The yield on the benchmark 10-year Treasury note settled Tuesday at 2.362%, compared with 2.371% Monday. Yields fall as bond prices rise.
U.S. bond yields posted a big increase late last year, driven by expectations that large fiscal stimulus would lead to stronger growth and higher inflation, factors that would cause the value of haven bonds to fall. But the so-called reflation trade via higher bond-yield wagers has pulled back this year, contributing to bond yields' slides in recent months.
The mild price strength in the bond market suggests many investors are hesitating to place big bets either way before Federal Reserve Chairwoman Janet Yellen's semiannual testimony before Congress Wednesday, said some analysts.

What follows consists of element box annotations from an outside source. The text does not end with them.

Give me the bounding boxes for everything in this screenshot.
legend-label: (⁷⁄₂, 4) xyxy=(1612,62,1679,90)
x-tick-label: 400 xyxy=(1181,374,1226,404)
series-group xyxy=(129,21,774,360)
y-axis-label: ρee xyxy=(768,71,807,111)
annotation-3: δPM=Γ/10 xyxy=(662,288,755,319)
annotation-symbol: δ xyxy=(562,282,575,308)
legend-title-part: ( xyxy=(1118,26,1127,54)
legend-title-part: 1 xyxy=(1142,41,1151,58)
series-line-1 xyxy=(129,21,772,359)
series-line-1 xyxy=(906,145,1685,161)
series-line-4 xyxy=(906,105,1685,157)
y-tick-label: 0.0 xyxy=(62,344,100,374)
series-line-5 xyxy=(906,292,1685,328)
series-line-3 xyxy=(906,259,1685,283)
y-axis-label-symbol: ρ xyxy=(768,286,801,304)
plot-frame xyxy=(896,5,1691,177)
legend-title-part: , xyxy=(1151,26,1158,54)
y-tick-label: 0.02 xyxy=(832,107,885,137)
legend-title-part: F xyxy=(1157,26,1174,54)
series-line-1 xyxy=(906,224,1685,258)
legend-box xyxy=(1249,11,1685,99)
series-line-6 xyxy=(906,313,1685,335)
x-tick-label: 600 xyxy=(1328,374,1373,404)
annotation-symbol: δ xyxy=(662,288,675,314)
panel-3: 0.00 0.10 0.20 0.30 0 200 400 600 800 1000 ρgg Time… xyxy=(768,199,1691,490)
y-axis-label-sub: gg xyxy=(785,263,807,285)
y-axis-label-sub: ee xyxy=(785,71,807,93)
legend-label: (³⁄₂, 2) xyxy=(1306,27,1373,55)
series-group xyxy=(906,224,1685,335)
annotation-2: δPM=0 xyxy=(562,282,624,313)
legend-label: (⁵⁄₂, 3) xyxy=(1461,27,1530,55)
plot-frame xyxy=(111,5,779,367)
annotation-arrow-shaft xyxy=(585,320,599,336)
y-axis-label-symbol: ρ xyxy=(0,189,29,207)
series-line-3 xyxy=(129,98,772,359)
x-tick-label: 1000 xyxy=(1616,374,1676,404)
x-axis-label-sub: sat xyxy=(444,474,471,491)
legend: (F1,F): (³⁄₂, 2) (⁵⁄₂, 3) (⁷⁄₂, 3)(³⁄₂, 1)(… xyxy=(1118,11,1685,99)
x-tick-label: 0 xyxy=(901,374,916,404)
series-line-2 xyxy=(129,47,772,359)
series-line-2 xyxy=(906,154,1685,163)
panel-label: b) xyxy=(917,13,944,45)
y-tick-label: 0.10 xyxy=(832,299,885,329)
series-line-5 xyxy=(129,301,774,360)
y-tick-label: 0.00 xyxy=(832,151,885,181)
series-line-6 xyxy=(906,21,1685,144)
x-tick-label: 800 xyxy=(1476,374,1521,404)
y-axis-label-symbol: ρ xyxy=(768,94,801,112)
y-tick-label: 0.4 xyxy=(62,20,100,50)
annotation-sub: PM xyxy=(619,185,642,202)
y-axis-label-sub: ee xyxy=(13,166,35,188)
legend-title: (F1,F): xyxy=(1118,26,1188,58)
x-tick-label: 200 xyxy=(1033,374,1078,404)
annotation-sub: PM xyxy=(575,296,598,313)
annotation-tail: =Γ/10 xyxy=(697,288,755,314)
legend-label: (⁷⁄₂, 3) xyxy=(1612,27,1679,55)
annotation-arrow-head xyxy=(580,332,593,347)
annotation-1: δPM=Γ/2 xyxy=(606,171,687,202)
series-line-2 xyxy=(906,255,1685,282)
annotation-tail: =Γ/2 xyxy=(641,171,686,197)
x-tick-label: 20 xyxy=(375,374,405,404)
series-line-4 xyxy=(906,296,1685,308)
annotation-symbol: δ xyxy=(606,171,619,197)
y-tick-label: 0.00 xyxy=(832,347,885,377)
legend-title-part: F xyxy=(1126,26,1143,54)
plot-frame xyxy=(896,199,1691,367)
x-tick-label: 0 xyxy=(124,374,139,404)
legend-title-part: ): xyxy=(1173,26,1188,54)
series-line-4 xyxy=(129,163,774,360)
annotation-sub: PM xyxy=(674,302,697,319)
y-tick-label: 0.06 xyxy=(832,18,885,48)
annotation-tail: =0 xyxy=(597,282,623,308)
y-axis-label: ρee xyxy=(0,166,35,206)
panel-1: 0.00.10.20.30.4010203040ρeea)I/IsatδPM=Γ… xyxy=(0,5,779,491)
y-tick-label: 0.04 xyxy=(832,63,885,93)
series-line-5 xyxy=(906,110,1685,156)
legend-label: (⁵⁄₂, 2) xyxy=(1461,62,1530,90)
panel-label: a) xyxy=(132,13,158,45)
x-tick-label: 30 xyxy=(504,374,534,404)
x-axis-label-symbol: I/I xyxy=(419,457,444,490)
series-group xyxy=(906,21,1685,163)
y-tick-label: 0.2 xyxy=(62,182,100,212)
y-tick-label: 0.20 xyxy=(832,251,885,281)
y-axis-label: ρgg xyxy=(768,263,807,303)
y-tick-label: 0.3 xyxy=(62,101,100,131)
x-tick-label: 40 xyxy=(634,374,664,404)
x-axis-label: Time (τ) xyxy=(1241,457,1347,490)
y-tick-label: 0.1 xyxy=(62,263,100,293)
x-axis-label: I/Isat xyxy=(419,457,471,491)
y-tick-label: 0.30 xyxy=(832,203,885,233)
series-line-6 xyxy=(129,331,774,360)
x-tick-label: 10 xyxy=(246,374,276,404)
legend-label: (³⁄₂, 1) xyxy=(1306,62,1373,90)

The U.S. consumer-price index report for June is scheduled to be released this Friday, a key data point this week to influence investors' bets on bond yields.
The 10-year Treasury yield had risen to 2.395% earlier Tuesday, weighed down by new debt supply on both sides of the Atlantic.
The U.K. and the Netherlands sold long-term bonds. In the U.S., a $24 billion sale of three-year notes was sold Tuesday afternoon, to be followed by a $20 billion sale of 10-year notes Wednesday and a $12 billion sale of 30-year bonds Thursday.
The three-year note auction drew decent demand, a sign the recent selloff has turned Treasurys into attractive bargains for some investors.
Investors are debating whether bond yields may continue to rise or, like many episodes in the past few years, the selling pressure will eventually fade.
The recent selloff in the global government bond market was driven by anxiety that a broad improvement in the global economy may allow major central banks to pull back ultra loose monetary stimulus. Easy money policy has played a big role driving up government bond prices to historically high levels following the financial crisis.
Worries over the European Central Bank to taper bond buying have in particular been growing. The Bank of Canada is widely expected on Wednesday to raise its benchmark policy rate for the first time in seven years.
Meanwhile, inflation, which is a big threat to long-term government bonds, remains subdued. Over the past few months, U.S. reports have showed inflation pressure slowed down, with some indicators falling below the Fed's 2% target.
Ms. Yellen has shrugged off recent softening inflation readings as temporary. Some money managers are skeptical over her inflation assessment.
The recent bond market selloff "is overdone," said Kevin Giddis, head of fixed-income capital markets at Raymond James. "The ECB will continue to buy bonds, and inflation will continue to be a problem for the U.S. Yields will fall again."
The 10-year yield remains below the 2.446% settled at the end of 2016.